Hi, I’m trying to understand the CUDA implementation and how to increase performance of the neural network but I’m facing the following issue and I will like any guidance on the topic. I’m performing a very simplistic forward pass for a random tensor (code attached).
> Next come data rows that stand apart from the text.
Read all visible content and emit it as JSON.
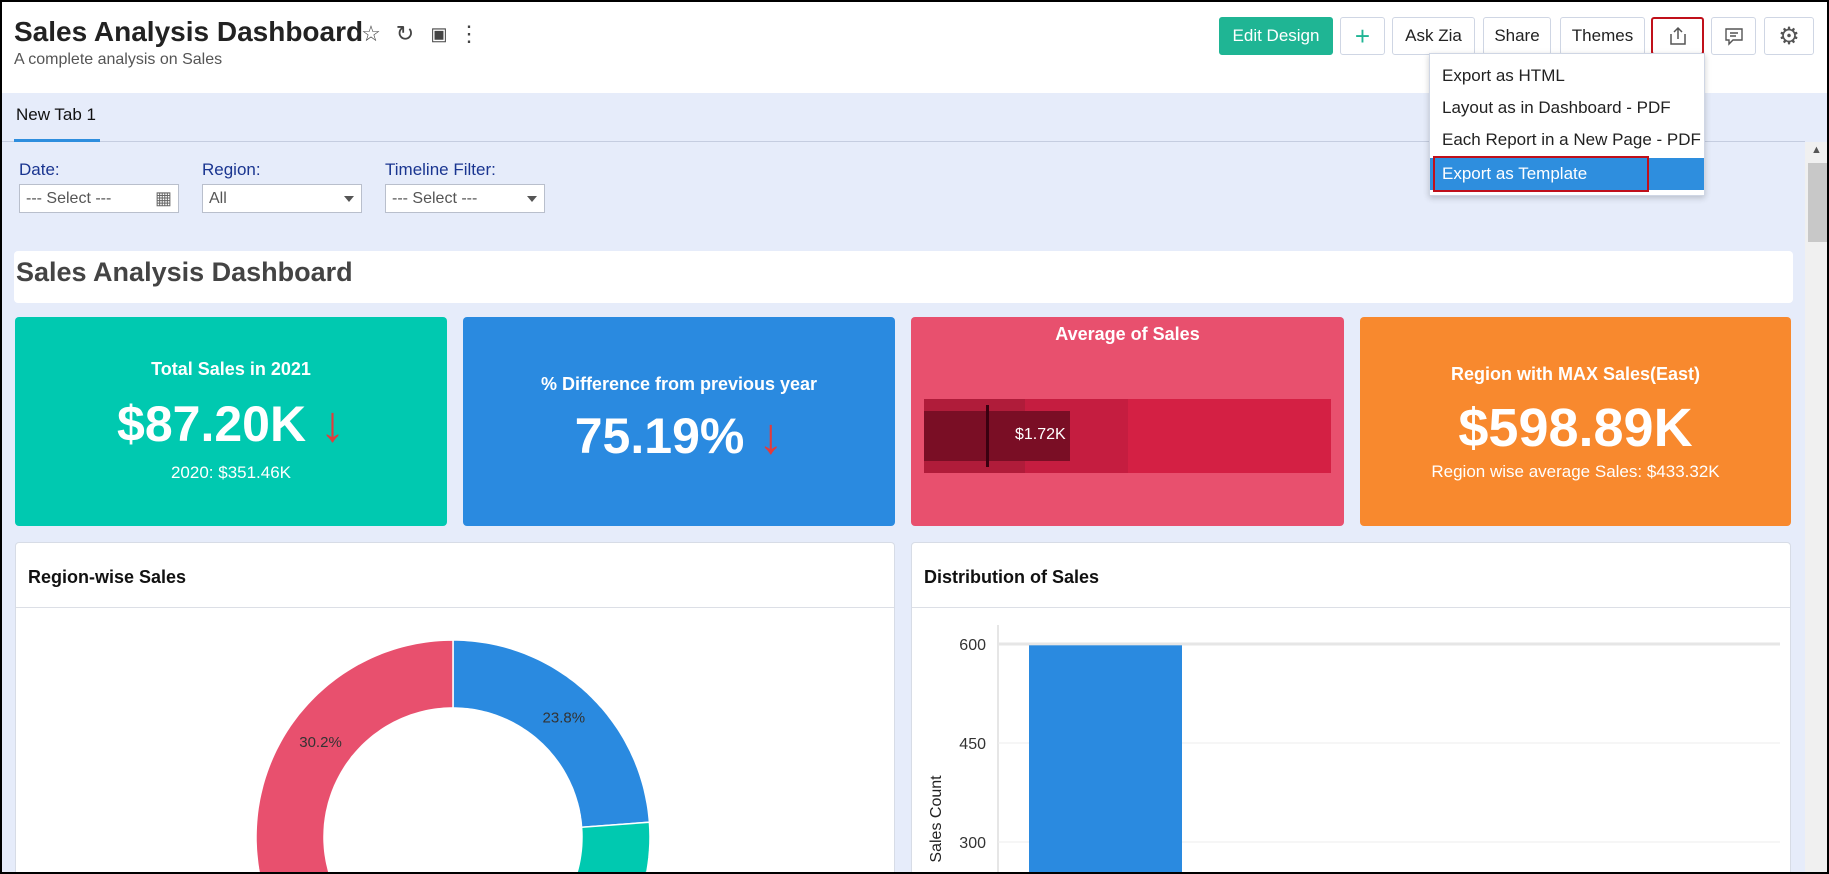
{
  "header": {
    "title": "Sales Analysis Dashboard",
    "subtitle": "A complete analysis on Sales",
    "icons": [
      "star-icon",
      "refresh-icon",
      "save-icon",
      "more-vertical-icon"
    ],
    "buttons": {
      "edit_design": "Edit Design",
      "add": "+",
      "ask_zia": "Ask Zia",
      "share": "Share",
      "themes": "Themes"
    }
  },
  "export_menu": {
    "items": [
      "Export as HTML",
      "Layout as in Dashboard - PDF",
      "Each Report in a New Page - PDF",
      "Export as Template"
    ],
    "selected": "Export as Template"
  },
  "tabs": [
    {
      "label": "New Tab 1",
      "active": true
    }
  ],
  "filters": {
    "date": {
      "label": "Date:",
      "value": "--- Select ---"
    },
    "region": {
      "label": "Region:",
      "value": "All"
    },
    "timeline": {
      "label": "Timeline Filter:",
      "value": "--- Select ---"
    }
  },
  "banner": "Sales Analysis Dashboard",
  "kpis": [
    {
      "title": "Total Sales in 2021",
      "value": "$87.20K",
      "arrow": "↓",
      "sub": "2020: $351.46K",
      "color": "#00c9b0"
    },
    {
      "title": "% Difference from previous year",
      "value": "75.19%",
      "arrow": "↓",
      "color": "#2a8ae0"
    },
    {
      "title": "Average of Sales",
      "value": "$1.72K",
      "color": "#e8506e"
    },
    {
      "title": "Region with MAX Sales(East)",
      "value": "$598.89K",
      "sub": "Region wise average Sales: $433.32K",
      "color": "#f8892e"
    }
  ],
  "chart_data": [
    {
      "type": "pie",
      "title": "Region-wise Sales",
      "donut": true,
      "segments": [
        {
          "value": 23.8,
          "label": "23.8%",
          "color": "#2a8ae0"
        },
        {
          "value": 46.0,
          "color": "#00c9b0"
        },
        {
          "value": 30.2,
          "label": "30.2%",
          "color": "#e8506e"
        }
      ]
    },
    {
      "type": "bar",
      "title": "Distribution of Sales",
      "ylabel": "Sales Count",
      "yticks": [
        300,
        450,
        600
      ],
      "ylim": [
        0,
        630
      ],
      "values": [
        598
      ],
      "color": "#2a8ae0",
      "grid": true
    }
  ]
}
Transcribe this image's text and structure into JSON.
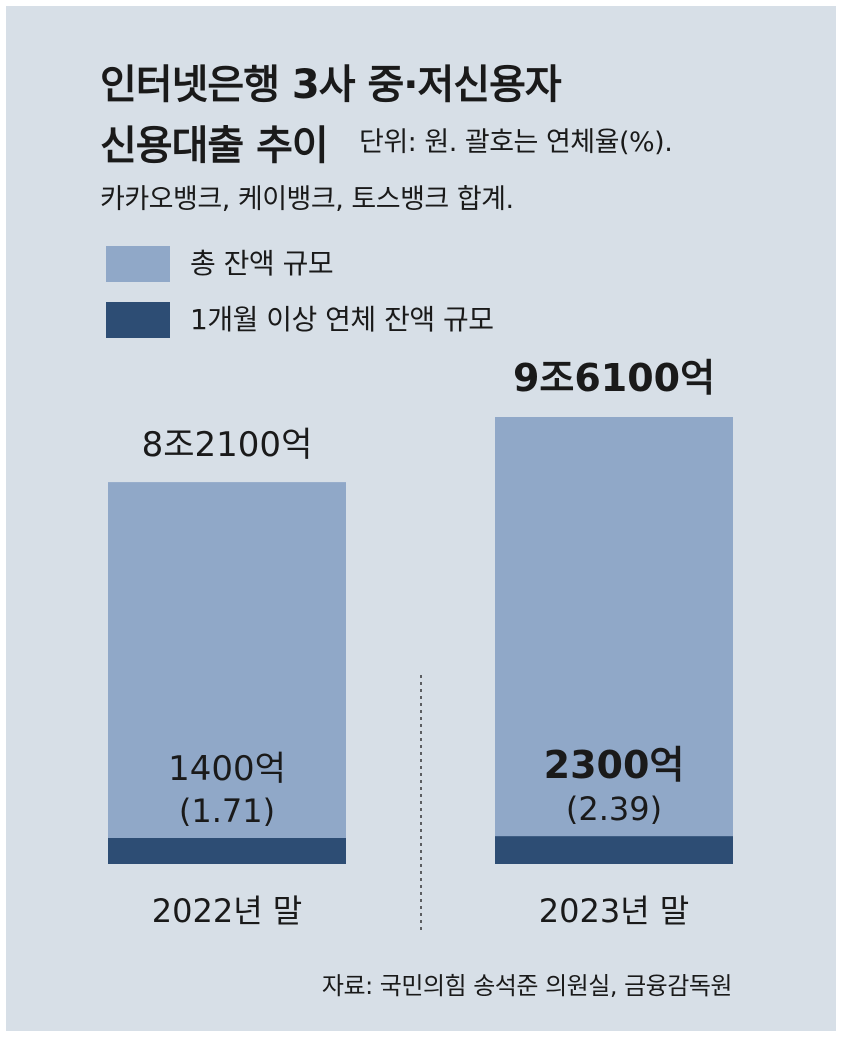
{
  "title_line1": "인터넷은행 3사 중·저신용자",
  "title_line2": "신용대출 추이",
  "unit_note": "단위: 원. 괄호는 연체율(%).",
  "subtitle": "카카오뱅크, 케이뱅크, 토스뱅크 합계.",
  "source": "자료: 국민의힘 송석준 의원실, 금융감독원",
  "colors": {
    "total": "#90a8c8",
    "overdue": "#2d4d74",
    "background": "#d7dfe7"
  },
  "chart_data": {
    "type": "bar",
    "categories": [
      "2022년 말",
      "2023년 말"
    ],
    "series": [
      {
        "name": "총 잔액 규모",
        "values": [
          82100,
          96100
        ],
        "labels": [
          "8조2100억",
          "9조6100억"
        ]
      },
      {
        "name": "1개월 이상 연체 잔액 규모",
        "values": [
          1400,
          2300
        ],
        "labels": [
          "1400억",
          "2300억"
        ],
        "rate_labels": [
          "(1.71)",
          "(2.39)"
        ]
      }
    ],
    "unit": "억원",
    "legend": "top-left",
    "grid": false
  }
}
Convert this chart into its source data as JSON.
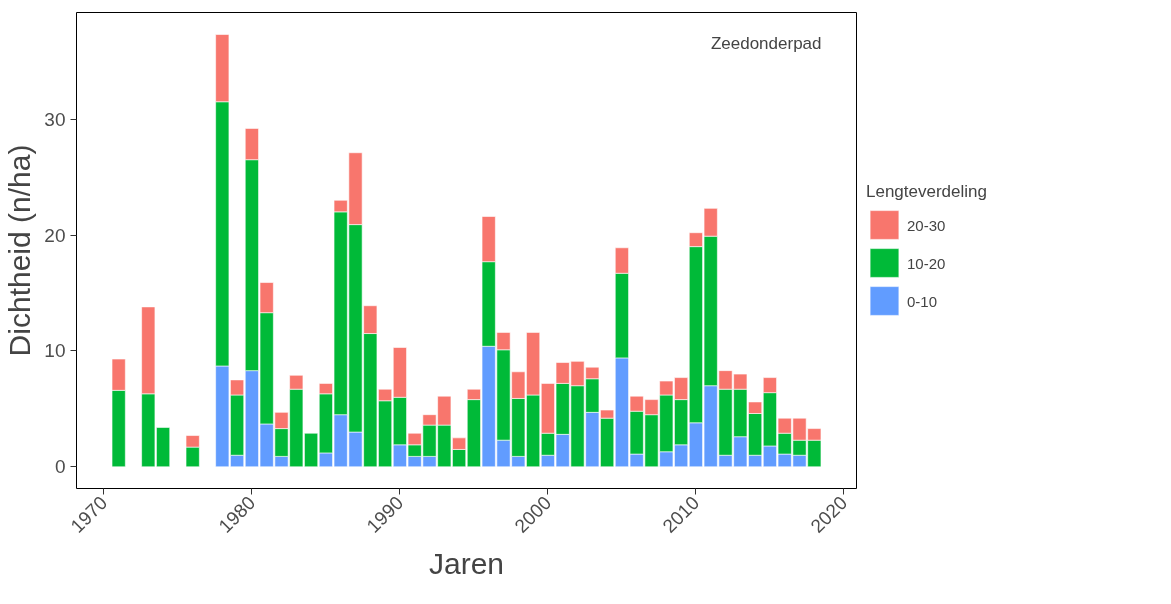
{
  "chart_data": {
    "type": "bar",
    "stacked": true,
    "xlabel": "Jaren",
    "ylabel": "Dichtheid (n/ha)",
    "legend_title": "Lengteverdeling",
    "legend": "right",
    "grid": false,
    "annotations": [
      "Zeedonderpad"
    ],
    "x": [
      1971,
      1973,
      1974,
      1976,
      1978,
      1979,
      1980,
      1981,
      1982,
      1983,
      1984,
      1985,
      1986,
      1987,
      1988,
      1989,
      1990,
      1991,
      1992,
      1993,
      1994,
      1995,
      1996,
      1997,
      1998,
      1999,
      2000,
      2001,
      2002,
      2003,
      2004,
      2005,
      2006,
      2007,
      2008,
      2009,
      2010,
      2011,
      2012,
      2013,
      2014,
      2015,
      2016,
      2017,
      2018
    ],
    "xlim": [
      1968.15,
      2020.85
    ],
    "xticks": [
      1970,
      1980,
      1990,
      2000,
      2010,
      2020
    ],
    "ylim": [
      -1.87,
      39.2
    ],
    "yticks": [
      0,
      10,
      20,
      30
    ],
    "series": [
      {
        "name": "0-10",
        "color": "#619cff",
        "values": [
          null,
          null,
          null,
          null,
          8.7,
          1.0,
          8.3,
          3.7,
          0.9,
          null,
          null,
          1.2,
          4.5,
          3.0,
          null,
          null,
          1.9,
          0.9,
          0.9,
          null,
          null,
          null,
          10.4,
          2.3,
          0.9,
          null,
          1.0,
          2.8,
          null,
          4.7,
          null,
          9.4,
          1.1,
          null,
          1.3,
          1.9,
          3.8,
          7.0,
          1.0,
          2.6,
          1.0,
          1.8,
          1.1,
          1.0,
          null
        ]
      },
      {
        "name": "10-20",
        "color": "#00ba38",
        "values": [
          6.6,
          6.3,
          3.4,
          1.7,
          22.8,
          5.2,
          18.2,
          9.6,
          2.4,
          6.7,
          2.9,
          5.1,
          17.5,
          17.9,
          11.5,
          5.7,
          4.1,
          1.0,
          2.7,
          3.6,
          1.5,
          5.8,
          7.3,
          7.8,
          5.0,
          6.2,
          1.9,
          4.4,
          7.0,
          2.9,
          4.2,
          7.3,
          3.7,
          4.5,
          4.9,
          3.9,
          15.2,
          12.9,
          5.7,
          4.1,
          3.6,
          4.6,
          1.8,
          1.3,
          2.3
        ]
      },
      {
        "name": "20-30",
        "color": "#f8766d",
        "values": [
          2.7,
          7.5,
          null,
          1.0,
          5.8,
          1.3,
          2.7,
          2.6,
          1.4,
          1.2,
          null,
          0.9,
          1.0,
          6.2,
          2.4,
          1.0,
          4.3,
          1.0,
          0.9,
          2.5,
          1.0,
          0.9,
          3.9,
          1.5,
          2.3,
          5.4,
          4.3,
          1.8,
          2.1,
          1.0,
          0.7,
          2.2,
          1.3,
          1.3,
          1.2,
          1.9,
          1.2,
          2.4,
          1.6,
          1.3,
          1.0,
          1.3,
          1.3,
          1.9,
          1.0
        ]
      }
    ]
  }
}
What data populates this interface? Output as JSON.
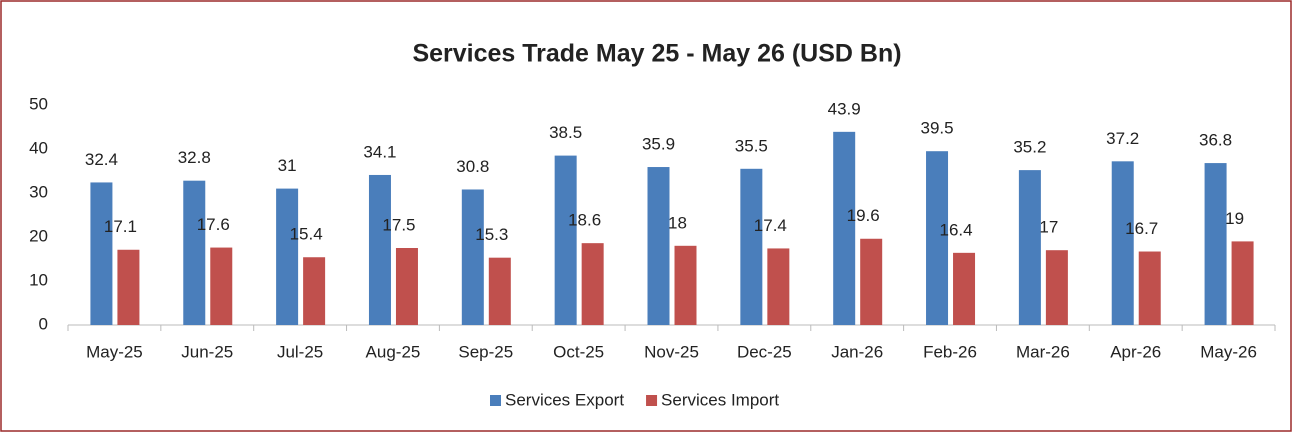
{
  "chart_data": {
    "type": "bar",
    "title": "Services Trade May 25 - May 26 (USD Bn)",
    "categories": [
      "May-25",
      "Jun-25",
      "Jul-25",
      "Aug-25",
      "Sep-25",
      "Oct-25",
      "Nov-25",
      "Dec-25",
      "Jan-26",
      "Feb-26",
      "Mar-26",
      "Apr-26",
      "May-26"
    ],
    "series": [
      {
        "name": "Services Export",
        "color": "#4a7ebb",
        "values": [
          32.4,
          32.8,
          31,
          34.1,
          30.8,
          38.5,
          35.9,
          35.5,
          43.9,
          39.5,
          35.2,
          37.2,
          36.8
        ]
      },
      {
        "name": "Services Import",
        "color": "#c0504d",
        "values": [
          17.1,
          17.6,
          15.4,
          17.5,
          15.3,
          18.6,
          18,
          17.4,
          19.6,
          16.4,
          17,
          16.7,
          19
        ]
      }
    ],
    "ylim": [
      0,
      50
    ],
    "yticks": [
      0,
      10,
      20,
      30,
      40,
      50
    ],
    "grid": false,
    "legend": "bottom"
  }
}
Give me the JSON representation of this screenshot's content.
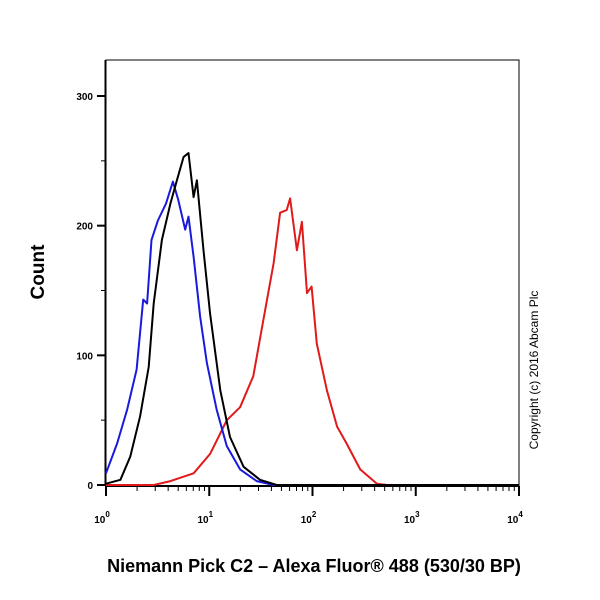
{
  "chart_data": {
    "type": "line",
    "title": "",
    "xlabel": "Niemann Pick C2 – Alexa Fluor® 488 (530/30 BP)",
    "ylabel": "Count",
    "x_scale": "log",
    "xlim": [
      1,
      10000
    ],
    "ylim": [
      0,
      328
    ],
    "x_tick_labels": [
      {
        "base": "10",
        "exp": "0",
        "value": 1
      },
      {
        "base": "10",
        "exp": "1",
        "value": 10
      },
      {
        "base": "10",
        "exp": "2",
        "value": 100
      },
      {
        "base": "10",
        "exp": "3",
        "value": 1000
      },
      {
        "base": "10",
        "exp": "4",
        "value": 10000
      }
    ],
    "y_ticks": [
      0,
      100,
      200,
      300
    ],
    "grid": false,
    "annotation": "Copyright (c) 2016 Abcam Plc",
    "series": [
      {
        "color": "#1a1adc",
        "x": [
          1,
          1.28,
          1.6,
          1.98,
          2.29,
          2.5,
          2.76,
          3.18,
          3.81,
          4.45,
          5.0,
          5.85,
          6.3,
          7.05,
          8.15,
          9.5,
          11.8,
          14.8,
          19.9,
          28.8,
          42,
          10000
        ],
        "y": [
          9,
          32,
          58,
          89,
          143,
          140,
          189,
          204,
          217,
          234,
          220,
          197,
          207,
          176,
          130,
          94,
          58,
          30,
          12,
          3,
          0,
          0
        ]
      },
      {
        "color": "#000000",
        "x": [
          1,
          1.38,
          1.72,
          2.14,
          2.59,
          2.9,
          3.48,
          4.2,
          4.86,
          5.65,
          6.3,
          7.05,
          7.6,
          8.8,
          10.2,
          12.8,
          15.9,
          21.5,
          31,
          45,
          10000
        ],
        "y": [
          1,
          4,
          22,
          53,
          91,
          140,
          189,
          217,
          235,
          253,
          256,
          222,
          235,
          181,
          132,
          73,
          37,
          14,
          4,
          0,
          0
        ]
      },
      {
        "color": "#e01a1a",
        "x": [
          1,
          2.9,
          4.2,
          7.05,
          10.2,
          14.8,
          19.9,
          26.7,
          33.4,
          42,
          48.6,
          56.2,
          60.7,
          70.6,
          79,
          88.5,
          98,
          110,
          138,
          173,
          214,
          290,
          420,
          525,
          10000
        ],
        "y": [
          0,
          0,
          3,
          9,
          24,
          50,
          60,
          84,
          127,
          171,
          210,
          212,
          221,
          181,
          203,
          148,
          153,
          109,
          73,
          45,
          32,
          12,
          1,
          0,
          0
        ]
      }
    ]
  }
}
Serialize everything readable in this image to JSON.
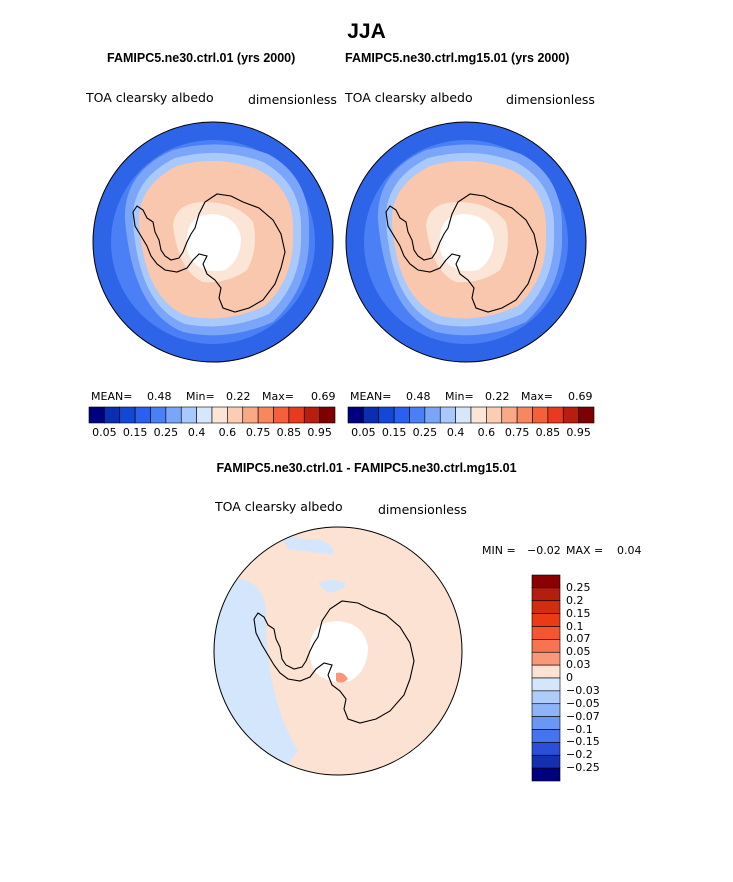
{
  "figure": {
    "season": "JJA",
    "panels": [
      {
        "title": "FAMIPC5.ne30.ctrl.01 (yrs 2000)",
        "variable": "TOA clearsky albedo",
        "units": "dimensionless",
        "mean_label": "MEAN=",
        "mean": "0.48",
        "min_label": "Min=",
        "min": "0.22",
        "max_label": "Max=",
        "max": "0.69"
      },
      {
        "title": "FAMIPC5.ne30.ctrl.mg15.01 (yrs 2000)",
        "variable": "TOA clearsky albedo",
        "units": "dimensionless",
        "mean_label": "MEAN=",
        "mean": "0.48",
        "min_label": "Min=",
        "min": "0.22",
        "max_label": "Max=",
        "max": "0.69"
      }
    ],
    "diff_panel": {
      "title": "FAMIPC5.ne30.ctrl.01 - FAMIPC5.ne30.ctrl.mg15.01",
      "variable": "TOA clearsky albedo",
      "units": "dimensionless",
      "min_label": "MIN =",
      "min": "−0.02",
      "max_label": "MAX =",
      "max": "0.04"
    }
  },
  "colorbar_main": {
    "tick_labels": [
      "0.05",
      "0.15",
      "0.25",
      "0.4",
      "0.6",
      "0.75",
      "0.85",
      "0.95"
    ],
    "colors": [
      "#00007f",
      "#0a2db2",
      "#1447d6",
      "#2a5ff0",
      "#4a7ff5",
      "#7aa5f8",
      "#a9c8fb",
      "#d6e7fc",
      "#fbe5d6",
      "#fbcdb5",
      "#f9a985",
      "#f7875e",
      "#f56038",
      "#e83a1e",
      "#b81d0e",
      "#7f0000"
    ]
  },
  "colorbar_diff": {
    "tick_labels": [
      "0.25",
      "0.2",
      "0.15",
      "0.1",
      "0.07",
      "0.05",
      "0.03",
      "0",
      "−0.03",
      "−0.05",
      "−0.07",
      "−0.1",
      "−0.15",
      "−0.2",
      "−0.25"
    ],
    "colors": [
      "#8b0000",
      "#b41e0c",
      "#d32d0f",
      "#ea3a16",
      "#f55530",
      "#f77452",
      "#f89878",
      "#fbe2d3",
      "#d4e6fb",
      "#b0cdfa",
      "#8eb4f8",
      "#6a96f4",
      "#4673ee",
      "#2a4fd8",
      "#1430b0",
      "#00007f"
    ]
  },
  "map_colors": {
    "ocean_low": "#2e64e8",
    "ocean_mid": "#4a7ff5",
    "ocean_light": "#7aa5f8",
    "ice_edge": "#a9c8fb",
    "ice_pale": "#d6e7fc",
    "land_main": "#f9c7ad",
    "land_light": "#fbe5d6",
    "pole": "#ffffff",
    "diff_pos": "#fbe2d3",
    "diff_neg": "#d4e6fb",
    "diff_posmid": "#f89878"
  }
}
However, I’m getting better timing using the CPU when compared with the GPU (a result I didn’t expected)
import random
from time import time
import torch
class SmallModel(torch.nn.Module):
def __init__(self, in_f) -> None:
super().__init__()
self.cnn = torch.nn.Sequential(
torch.nn.Linear(in_f, 200),
torch.nn.ReLU(),
torch.nn.Linear(200,200),
torch.nn.ReLU(),
torch.nn.Linear(200,200),
torch.nn.ReLU(),
torch.nn.Linear(200,100)
)
def forward(self, x:torch.Tensor)->torch.Tensor:
print(x.device)
return self.cnn(x)
device = 'cuda'
a = torch.randn((100,100))
a = a.to(device)
m = SmallModel(100, device)
m = m.to(device)
start_time = time()
b = m(a)
print(f"Total time: {(time() - start_time)*1000} ms with device {device}")
The timing for this evaluation is:
with CUDA: 398 ms
with CPU: 1.50 ms
The specifications of my computer are:
GPU: Nvidia Geforce 1660 TI 6GB with CUDA 11.7
CPU: AMD Ryzen 7 2700X 8 core
Memory: 24 GB
Pytorch version: 1.13.0+cu117
I will sincerely appreciate any hint on this topic.